Esta é uma explicação clara para uma minoria de infratores. Mas para a maioria das vítimas de abuso sexual infantil, isso não é apenas falso, é prejudicial. Pode aumentar o estigma e impedir que as pessoas falem sobre o seu abuso. Algumas vítimas podem temer que um dia se tornem ofensoras ou pelo menos desenvolvam o desejo de ofender.

A prevalência estimada de abuso sexual contra crianças varia dependendo do estudo. As estimativas de prevalência de abuso contra o sexo masculino variam de 1.4% a 8.0% da população para abuso de penetração e 5.7% a 16.0% para abuso não penetrante.

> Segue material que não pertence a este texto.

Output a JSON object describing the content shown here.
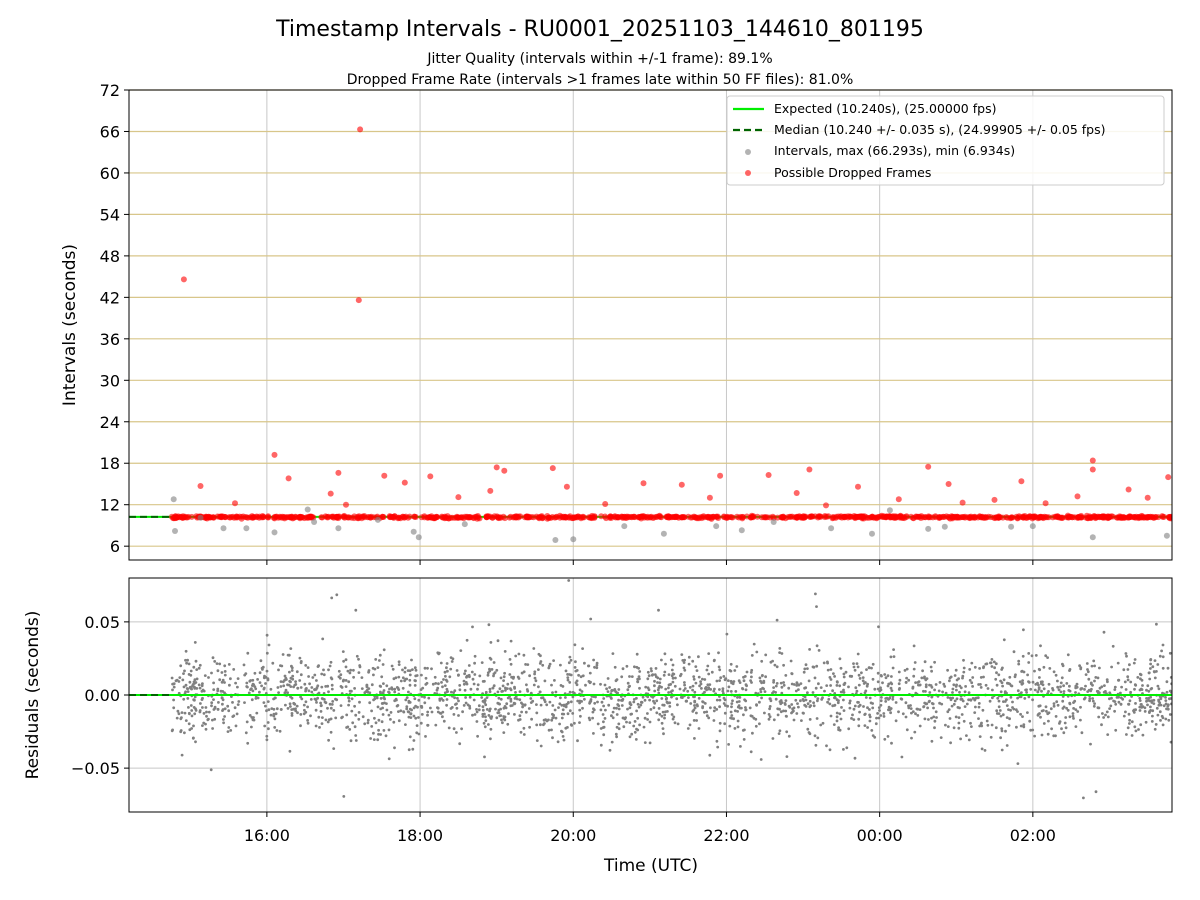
{
  "chart_data": [
    {
      "type": "scatter",
      "panel": "top",
      "title": "Timestamp Intervals - RU0001_20251103_144610_801195",
      "subtitle_lines": [
        "Jitter Quality (intervals within +/-1 frame): 89.1%",
        "Dropped Frame Rate (intervals >1 frames late within 50 FF files): 81.0%"
      ],
      "ylabel": "Intervals (seconds)",
      "ylim": [
        4,
        72
      ],
      "yticks": [
        "6",
        "12",
        "18",
        "24",
        "30",
        "36",
        "42",
        "48",
        "54",
        "60",
        "66",
        "72"
      ],
      "x_start": "2025-11-03 14:12",
      "x_end": "2025-11-04 03:49",
      "xticks": [
        "16:00",
        "18:00",
        "20:00",
        "22:00",
        "00:00",
        "02:00"
      ],
      "grid": true,
      "legend_position": "top-right",
      "legend": [
        {
          "label": "Expected (10.240s), (25.00000 fps)",
          "style": "solid-line",
          "color": "#00ee00"
        },
        {
          "label": "Median (10.240 +/- 0.035 s), (24.99905 +/- 0.05 fps)",
          "style": "dashed-line",
          "color": "#006400"
        },
        {
          "label": "Intervals, max (66.293s), min (6.934s)",
          "style": "marker",
          "color": "#808080"
        },
        {
          "label": "Possible Dropped Frames",
          "style": "marker",
          "color": "#ff0000"
        }
      ],
      "series": [
        {
          "name": "Expected (10.240s), (25.00000 fps)",
          "kind": "hline",
          "y": 10.24,
          "color": "#00ee00"
        },
        {
          "name": "Median (10.240 +/- 0.035 s), (24.99905 +/- 0.05 fps)",
          "kind": "hline",
          "y": 10.24,
          "color": "#006400"
        },
        {
          "name": "Intervals, max (66.293s), min (6.934s)",
          "kind": "points",
          "color": "#808080",
          "points": [
            {
              "x": "2025-11-03 14:47",
              "y": 12.8
            },
            {
              "x": "2025-11-03 14:48",
              "y": 8.2
            },
            {
              "x": "2025-11-03 15:08",
              "y": 10.1
            },
            {
              "x": "2025-11-03 15:26",
              "y": 8.6
            },
            {
              "x": "2025-11-03 15:44",
              "y": 8.6
            },
            {
              "x": "2025-11-03 16:06",
              "y": 8.0
            },
            {
              "x": "2025-11-03 16:32",
              "y": 11.3
            },
            {
              "x": "2025-11-03 16:37",
              "y": 9.5
            },
            {
              "x": "2025-11-03 16:56",
              "y": 8.6
            },
            {
              "x": "2025-11-03 17:27",
              "y": 9.8
            },
            {
              "x": "2025-11-03 17:55",
              "y": 8.1
            },
            {
              "x": "2025-11-03 17:59",
              "y": 7.3
            },
            {
              "x": "2025-11-03 18:35",
              "y": 9.2
            },
            {
              "x": "2025-11-03 19:46",
              "y": 6.9
            },
            {
              "x": "2025-11-03 20:00",
              "y": 7.0
            },
            {
              "x": "2025-11-03 20:40",
              "y": 8.9
            },
            {
              "x": "2025-11-03 21:11",
              "y": 7.8
            },
            {
              "x": "2025-11-03 21:52",
              "y": 8.9
            },
            {
              "x": "2025-11-03 22:12",
              "y": 8.3
            },
            {
              "x": "2025-11-03 22:37",
              "y": 9.5
            },
            {
              "x": "2025-11-03 23:22",
              "y": 8.6
            },
            {
              "x": "2025-11-03 23:54",
              "y": 7.8
            },
            {
              "x": "2025-11-04 00:08",
              "y": 11.2
            },
            {
              "x": "2025-11-04 00:38",
              "y": 8.5
            },
            {
              "x": "2025-11-04 00:51",
              "y": 8.8
            },
            {
              "x": "2025-11-04 01:43",
              "y": 8.8
            },
            {
              "x": "2025-11-04 02:00",
              "y": 8.9
            },
            {
              "x": "2025-11-04 02:47",
              "y": 7.3
            },
            {
              "x": "2025-11-04 03:45",
              "y": 7.5
            }
          ]
        },
        {
          "name": "Possible Dropped Frames",
          "kind": "points",
          "color": "#ff0000",
          "points": [
            {
              "x": "2025-11-03 14:55",
              "y": 44.6
            },
            {
              "x": "2025-11-03 17:13",
              "y": 66.3
            },
            {
              "x": "2025-11-03 17:12",
              "y": 41.6
            },
            {
              "x": "2025-11-03 16:06",
              "y": 19.2
            },
            {
              "x": "2025-11-03 16:56",
              "y": 16.6
            },
            {
              "x": "2025-11-03 17:32",
              "y": 16.2
            },
            {
              "x": "2025-11-03 17:48",
              "y": 15.2
            },
            {
              "x": "2025-11-03 18:08",
              "y": 16.1
            },
            {
              "x": "2025-11-03 19:00",
              "y": 17.4
            },
            {
              "x": "2025-11-03 19:06",
              "y": 16.9
            },
            {
              "x": "2025-11-03 19:44",
              "y": 17.3
            },
            {
              "x": "2025-11-03 21:55",
              "y": 16.2
            },
            {
              "x": "2025-11-03 22:33",
              "y": 16.3
            },
            {
              "x": "2025-11-03 23:05",
              "y": 17.1
            },
            {
              "x": "2025-11-04 00:38",
              "y": 17.5
            },
            {
              "x": "2025-11-04 01:51",
              "y": 15.4
            },
            {
              "x": "2025-11-04 02:47",
              "y": 18.4
            },
            {
              "x": "2025-11-04 02:47",
              "y": 17.1
            },
            {
              "x": "2025-11-04 03:46",
              "y": 16.0
            },
            {
              "x": "2025-11-03 15:08",
              "y": 14.7
            },
            {
              "x": "2025-11-03 16:17",
              "y": 15.8
            },
            {
              "x": "2025-11-03 18:55",
              "y": 14.0
            },
            {
              "x": "2025-11-03 20:55",
              "y": 15.1
            },
            {
              "x": "2025-11-03 21:25",
              "y": 14.9
            },
            {
              "x": "2025-11-03 23:43",
              "y": 14.6
            },
            {
              "x": "2025-11-04 00:54",
              "y": 15.0
            },
            {
              "x": "2025-11-04 03:15",
              "y": 14.2
            },
            {
              "x": "2025-11-03 16:50",
              "y": 13.6
            },
            {
              "x": "2025-11-03 18:30",
              "y": 13.1
            },
            {
              "x": "2025-11-03 19:55",
              "y": 14.6
            },
            {
              "x": "2025-11-03 21:47",
              "y": 13.0
            },
            {
              "x": "2025-11-03 22:55",
              "y": 13.7
            },
            {
              "x": "2025-11-04 00:15",
              "y": 12.8
            },
            {
              "x": "2025-11-04 01:30",
              "y": 12.7
            },
            {
              "x": "2025-11-04 02:35",
              "y": 13.2
            },
            {
              "x": "2025-11-04 03:30",
              "y": 13.0
            },
            {
              "x": "2025-11-03 15:35",
              "y": 12.2
            },
            {
              "x": "2025-11-03 17:02",
              "y": 12.0
            },
            {
              "x": "2025-11-03 20:25",
              "y": 12.1
            },
            {
              "x": "2025-11-03 23:18",
              "y": 11.9
            },
            {
              "x": "2025-11-04 01:05",
              "y": 12.3
            },
            {
              "x": "2025-11-04 02:10",
              "y": 12.2
            }
          ]
        },
        {
          "name": "Intervals (dense band near median)",
          "kind": "band",
          "x_range": [
            "2025-11-03 14:45",
            "2025-11-04 03:49"
          ],
          "y": 10.2,
          "color": "#ff0000"
        }
      ]
    },
    {
      "type": "scatter",
      "panel": "bottom",
      "ylabel": "Residuals (seconds)",
      "ylim": [
        -0.08,
        0.08
      ],
      "yticks": [
        "−0.05",
        "0.00",
        "0.05"
      ],
      "xlabel": "Time (UTC)",
      "x_start": "2025-11-03 14:12",
      "x_end": "2025-11-04 03:49",
      "xticks": [
        "16:00",
        "18:00",
        "20:00",
        "22:00",
        "00:00",
        "02:00"
      ],
      "grid": true,
      "series": [
        {
          "name": "Expected",
          "kind": "hline",
          "y": 0.0,
          "color": "#00ee00"
        },
        {
          "name": "Median",
          "kind": "hline",
          "y": 0.0,
          "color": "#006400"
        },
        {
          "name": "Residuals",
          "kind": "points",
          "color": "#808080",
          "approx_std": 0.02,
          "x_range": [
            "2025-11-03 14:45",
            "2025-11-04 03:49"
          ]
        }
      ]
    }
  ]
}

Para as fêmeas, as taxas de prevalência são estimadas em 4.0% a 12.0% da população para abuso de penetração e 13.9% a 36.0% para abuso não-penetrativo.

Muitos estudos empíricos investigaram uma ligação entre a vitimização sexual como criança e, posteriormente, ofensas sexuais ou outros comportamentos delinqüentes. Como escrevi em meu último artigo de conversação, alguns estudos sugerem que “em qualquer lugar entre 33% e 75% de crianças criminosas sexuais relatam serem abusadas sexualmente quando crianças”.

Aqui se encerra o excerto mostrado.